Immunity is risky business

WASHINGTON - John Huang's request for limited immunity from prosecution in exchange for testifying to Congress in the campaign finance scandal will be a tough sell.

The reason dates to a Washington scandal of a decade ago. In 1990, Oliver North's conviction on charges relating to the Iran-contra affair was overturned because he had testified earlier to Congress. That testimony had been given under immunity, which meant he couldn't be prosecuted using evidence exposed in his testimony. His trial was supposed to have been based on evidence developed separately by investigators. But an appeals court said his appearance before Congress might have influenced the outcome of his criminal trial.

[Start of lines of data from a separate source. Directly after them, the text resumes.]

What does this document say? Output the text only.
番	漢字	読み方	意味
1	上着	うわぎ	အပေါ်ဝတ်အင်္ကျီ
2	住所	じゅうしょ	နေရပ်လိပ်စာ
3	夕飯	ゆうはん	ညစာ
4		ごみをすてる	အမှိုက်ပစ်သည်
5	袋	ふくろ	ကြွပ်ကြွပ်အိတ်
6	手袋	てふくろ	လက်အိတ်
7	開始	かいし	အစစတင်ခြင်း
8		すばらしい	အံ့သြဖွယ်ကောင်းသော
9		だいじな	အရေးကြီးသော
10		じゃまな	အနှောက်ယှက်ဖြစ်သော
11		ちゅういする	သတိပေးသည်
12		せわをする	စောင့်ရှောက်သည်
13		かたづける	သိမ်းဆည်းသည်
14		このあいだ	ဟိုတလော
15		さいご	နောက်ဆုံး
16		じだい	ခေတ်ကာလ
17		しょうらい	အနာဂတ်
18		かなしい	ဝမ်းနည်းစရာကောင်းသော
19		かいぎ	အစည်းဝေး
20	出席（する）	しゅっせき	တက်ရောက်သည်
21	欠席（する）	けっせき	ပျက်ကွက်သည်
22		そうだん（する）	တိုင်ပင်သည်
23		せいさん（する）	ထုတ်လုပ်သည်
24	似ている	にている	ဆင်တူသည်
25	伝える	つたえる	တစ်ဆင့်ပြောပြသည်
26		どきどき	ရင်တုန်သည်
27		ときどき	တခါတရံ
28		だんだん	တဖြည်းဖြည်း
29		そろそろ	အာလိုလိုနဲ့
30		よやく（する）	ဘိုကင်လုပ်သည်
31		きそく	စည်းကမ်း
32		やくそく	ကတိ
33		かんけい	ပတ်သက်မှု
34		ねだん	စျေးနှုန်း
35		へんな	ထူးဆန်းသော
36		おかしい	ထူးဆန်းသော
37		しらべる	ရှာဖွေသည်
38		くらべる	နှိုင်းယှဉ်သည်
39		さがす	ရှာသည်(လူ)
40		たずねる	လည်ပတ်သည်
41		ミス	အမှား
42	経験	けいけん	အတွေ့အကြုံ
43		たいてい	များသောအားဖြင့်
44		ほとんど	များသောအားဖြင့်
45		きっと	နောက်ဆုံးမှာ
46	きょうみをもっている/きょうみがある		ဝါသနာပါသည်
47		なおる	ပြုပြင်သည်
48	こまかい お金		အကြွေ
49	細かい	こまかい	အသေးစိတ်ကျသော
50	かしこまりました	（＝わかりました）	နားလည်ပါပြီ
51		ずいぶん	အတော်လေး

Because of that precedent, it is difficult to prosecute someone who is granted immunity to testify before Congress.

"So far, there's been an appreciation (by the committee) of the effect of immunity on prosecutions," said Justice Department spokesman Bert Brandenburg.

In this case, Huang is seeking limited immunity, which would protect him from being prosecuted on the basis of his Senate testimony on all matters except evidence of espionage or perjury. Among the questions is whether Chinese officials got classified information from Huang in exchange for contributions to the Clinton campaign.

The Justice Department can't prevent Congress from granting immunity. But it can ask for a delay if the immunity might interfere with its plans to charge someone.

If the Senate committee votes to give Huang immunity, it would be required to give Justice 10 days' notice. The department could ask a court for an additional 20-day delay.

In a letter to the committee, Huang's lawyer, Ty Cobb, said Huang wanted to clear up allegations against him and "acknowledge whatever mistakes he may have made."

"I wouldn't give him immunity. If some of the things we're looking at are as serious as they would appear to be, there's a possibility of criminal actions on behalf of the Justice Department," said Sen. Robert Bennett, R-Utah.